Depuis vingt ans, la Commission européenne s'attelle avec opiniâtreté au secteur du rail, et sa gestuelle n'a pas changé : elle fait un pas, trébuche, se redresse, puis refait un pas.
Avec les résultats que l'on connaît : dans 16 Etats de l'UE, 90% du transport ferroviaire de passagers est entre les mains des opérateurs historiques. A l'avenir, les usagers pourront faire ce qui n'existe pas aujourd'hui : comparer les prix d'un Paris-Marseille ou d'un Cahors-Montauban avec ceux des concurrents de la SNCF.
Autant dire que la libéralisation, mot synonyme de dumping social ou de délitement du service public pour les cheminots, reste très virtuelle. Mais jusqu'à quand ? Décembre 2019, répond la Commission européenne, qui a présenté un paquet de 6 textes législatifs le 30 janvier.
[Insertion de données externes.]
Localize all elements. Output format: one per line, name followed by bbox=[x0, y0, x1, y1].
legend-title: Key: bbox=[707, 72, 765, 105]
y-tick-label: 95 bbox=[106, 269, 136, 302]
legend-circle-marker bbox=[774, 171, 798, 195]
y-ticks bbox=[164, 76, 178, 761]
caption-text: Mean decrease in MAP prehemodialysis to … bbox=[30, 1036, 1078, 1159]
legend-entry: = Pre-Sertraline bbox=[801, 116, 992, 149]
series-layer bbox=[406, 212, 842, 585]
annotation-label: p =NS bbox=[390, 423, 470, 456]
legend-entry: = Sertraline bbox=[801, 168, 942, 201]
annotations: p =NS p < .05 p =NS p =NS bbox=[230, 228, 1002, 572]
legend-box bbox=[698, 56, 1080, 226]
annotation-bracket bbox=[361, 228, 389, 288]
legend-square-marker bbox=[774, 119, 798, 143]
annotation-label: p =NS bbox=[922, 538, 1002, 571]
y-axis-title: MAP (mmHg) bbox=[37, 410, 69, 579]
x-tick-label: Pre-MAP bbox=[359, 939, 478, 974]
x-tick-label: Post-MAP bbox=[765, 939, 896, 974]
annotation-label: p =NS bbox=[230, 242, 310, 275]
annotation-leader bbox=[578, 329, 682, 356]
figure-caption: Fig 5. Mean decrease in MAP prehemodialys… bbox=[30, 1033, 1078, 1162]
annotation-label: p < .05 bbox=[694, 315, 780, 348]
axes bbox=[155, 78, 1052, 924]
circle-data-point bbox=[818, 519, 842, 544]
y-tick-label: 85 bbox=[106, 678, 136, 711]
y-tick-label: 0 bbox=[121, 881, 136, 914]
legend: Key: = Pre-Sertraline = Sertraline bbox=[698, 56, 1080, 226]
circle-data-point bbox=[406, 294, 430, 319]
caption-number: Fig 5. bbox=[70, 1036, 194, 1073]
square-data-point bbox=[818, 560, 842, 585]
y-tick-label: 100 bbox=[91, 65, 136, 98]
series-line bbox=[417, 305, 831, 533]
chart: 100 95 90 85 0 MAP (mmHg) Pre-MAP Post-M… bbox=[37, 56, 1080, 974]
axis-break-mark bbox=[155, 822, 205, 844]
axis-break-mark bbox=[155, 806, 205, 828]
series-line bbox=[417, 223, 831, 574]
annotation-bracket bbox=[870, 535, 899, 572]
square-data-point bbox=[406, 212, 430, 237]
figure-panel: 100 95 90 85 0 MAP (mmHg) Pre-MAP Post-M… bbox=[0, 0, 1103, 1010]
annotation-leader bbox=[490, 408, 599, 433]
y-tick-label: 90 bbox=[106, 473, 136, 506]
D'ici sept ans, l'ensemble des lignes de transports de voyageurs (TGV, TER, trains d'équilibre du territoire, trains de banlieue...) vont entrer dans une phase de mise en concurrence avec d'autres opérateurs que la SNCF.
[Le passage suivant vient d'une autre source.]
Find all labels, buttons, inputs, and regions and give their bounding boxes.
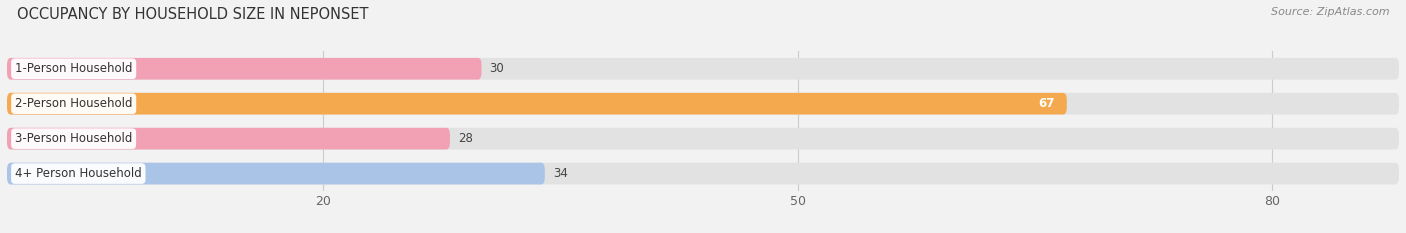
- FancyBboxPatch shape: [7, 163, 1399, 185]
- FancyBboxPatch shape: [7, 128, 450, 150]
- Text: 34: 34: [553, 167, 568, 180]
- Text: 3-Person Household: 3-Person Household: [15, 132, 132, 145]
- Text: OCCUPANCY BY HOUSEHOLD SIZE IN NEPONSET: OCCUPANCY BY HOUSEHOLD SIZE IN NEPONSET: [17, 7, 368, 22]
- Text: 4+ Person Household: 4+ Person Household: [15, 167, 142, 180]
- Text: 28: 28: [458, 132, 472, 145]
- Text: 67: 67: [1038, 97, 1054, 110]
- FancyBboxPatch shape: [7, 93, 1067, 115]
- Text: 2-Person Household: 2-Person Household: [15, 97, 132, 110]
- Text: 30: 30: [489, 62, 505, 75]
- FancyBboxPatch shape: [7, 58, 481, 80]
- FancyBboxPatch shape: [7, 93, 1399, 115]
- FancyBboxPatch shape: [7, 128, 1399, 150]
- FancyBboxPatch shape: [7, 163, 546, 185]
- Text: 1-Person Household: 1-Person Household: [15, 62, 132, 75]
- FancyBboxPatch shape: [7, 58, 1399, 80]
- Text: Source: ZipAtlas.com: Source: ZipAtlas.com: [1271, 7, 1389, 17]
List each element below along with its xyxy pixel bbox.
Risques anti-concurrentiels

Pour ce faire, les règles du jeu doivent être les mêmes pour tous… enfin presque. De grands Etats comme l'Allemagne, l'Italie et bientôt la France, peuvent fonctionner selon le modèle de la holding, où le gestionnaire d'infrastructures – à l'instar de RFF - cohabite au sein de la même maison que le transporteur, comme la SNCF.
Un schéma que la Commission européenne ne manque pourtant pas de décrier, tant il présente des risques anti-concurrentiels : les nouveaux entrants se sont vus imposer "des redevances d'accès aux gares et aux voies pour les services de voyageurs considérablement plus élevées que les taux appliqués aux entreprises ferroviaires historiques", rappelle la Commission dans ses propres documents. "L'asymétrie de l'information peut avantager les entreprises ferroviaires historiques par rapport à leurs concurrents, et l'absence de transparence financière totale entraîne un risque persistant de financements croisés."
Des dérives repérées dans le Land de Saxe-Anhalt, où le gestionnaire d'infrastructure compense au profit de DB Regio l'augmentation des droits d'accès aux voies. Sous une autre forme, la SNCF a elle aussi été pointée du doigt sur le marché du transport de marchandises : "En sa qualité de gestionnaire de l'infrastructure déléguée, la SNCF avait collecté des informations confidentielles sur les demandes de sillons horaires introduites par ses concurrents et les avait utilisées dans l'intérêt commercial de sa filiale fret, Fret SNCF", relève la Commission.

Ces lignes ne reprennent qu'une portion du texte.